December 18 was an exciting day for the markets. Equities edged lower pretty much from the moment the exchanges opened until about 2:00 pm, when the Federal Open Market Committee of the Federal Reserve concluded a two-day policy meeting and announced that, after much waiting and fan fare, tapering would begin. The flow rate of purchases conducted under quantitative easing would be reduced by $10 billion to $75 billion per month.
However, far from throwing a tantrum, equity markets rallied and closed the day near record highs. Although the news took many by surprise — the January meeting was a popular bet for the announcement — investors had been preparing for a taper for months. The exact date of its arrival was far less consequential than its severity and context, and the taper was not severe and the context was appropriate.
The impact was, all things considered, pretty modest. The yield on the benchmark 10-year Treasury note jumped around a lot following the announcement and was up only about 5 basis points the following day.
Ben Bernanke, who held his final press conference as Chair of the Fed on December 18, did more than simply announce the taper. He managed to announce the taper without sending equities crashing or sending yields skyrocketing, and with (apparently) complete confidence that the time was finally right after what looked like two hesitant missteps earlier in the year.
In other words: he didn’t screw it up. During his tenure as Fed Chair Bernanke instituted and began to pare back the most ambitious monetary strategy in U.S. history. Wall Street will remember him as the person who saved the banks, and the Fed will remember him as a successful crisis-era Chair who took bold, unprecedented action to help save an economy on the brink of catastrophe, and he did it with fiscal headwinds howling in his face.
Main Street, though, may remember him differently, and the mixed interpretation of the taper announcement is evidence of his mixed reputation with the public. Many Americans suspect that QE has done little to help the “real economy,” (that is, Main Street), and that monetary stimulus has done more to support an institutionally corrupt financial industry than anything.
The extent to which this is true or not is unclear. Certainly the Fed’s accomodative monetary policy has been a critical factor in the recovery of the housing market, which is about as real as macroeconomic conditions get for many Americans.

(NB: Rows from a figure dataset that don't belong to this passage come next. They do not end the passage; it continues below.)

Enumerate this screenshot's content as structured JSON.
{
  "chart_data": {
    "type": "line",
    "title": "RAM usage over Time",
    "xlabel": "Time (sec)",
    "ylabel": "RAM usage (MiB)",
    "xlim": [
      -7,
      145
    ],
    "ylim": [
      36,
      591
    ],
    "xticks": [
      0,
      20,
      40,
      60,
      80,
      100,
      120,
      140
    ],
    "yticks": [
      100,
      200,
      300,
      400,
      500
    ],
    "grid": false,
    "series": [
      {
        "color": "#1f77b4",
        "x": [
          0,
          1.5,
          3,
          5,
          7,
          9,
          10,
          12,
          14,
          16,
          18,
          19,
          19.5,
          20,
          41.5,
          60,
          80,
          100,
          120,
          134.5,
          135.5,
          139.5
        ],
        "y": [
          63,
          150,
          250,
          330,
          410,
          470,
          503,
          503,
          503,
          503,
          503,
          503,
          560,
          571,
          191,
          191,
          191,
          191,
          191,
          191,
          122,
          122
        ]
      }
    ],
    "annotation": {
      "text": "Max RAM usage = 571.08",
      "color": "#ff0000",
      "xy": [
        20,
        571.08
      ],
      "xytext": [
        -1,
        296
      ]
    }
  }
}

A low interest rate environment absolutely helps corporate profits and has helped send the stock market to record highs, and while it stinks of tired theories about trickle-down economics, this has helped Main Street at least somewhat.
But perhaps the most significant thing that Bernanke did at his final press conference — the thing that has financial markets in a good mood, pundits confused about whether or not the taper was announced with a hawkish or dovish tone (the right answer is probably both), and much of Main Street feeling like they’re still being hung out to dry — is make it clear that the Fed will carry the financial markets on it back if it has to to get the nation through this recovery, apparently no matter what the cost. At this point, the Fed has dug in so deep that it can’t do anything else. The recovery — real or otherwise — depends on monetary stimulus.
The gesture was contained in a revision the Fed’s 6.5 percent unemployment target. In the announcement, the Fed stated that it could be appropriate to maintain an accomodative monetary position even after unemployment falls below 6.5 percent, which could happen in the coming year according to the Fed’s own projections.
This suggests that even as the U.S. approaches full employment (somewhere between 5.2 and 5.8 percent unemployment), the recovery could still be so fragile that without Fed stimulus it would fall apart. The markets know that the Fed would not willingly let this happen, so stimulus must continue, and it will likely continue for a while. Bernanke indicated that QE could be wrapped up come the end of 2014, but his estimates for the QE timeline have changed in the past. And even then, policymakers aren’t expect to begin tightening its core interest rate policy until 2015.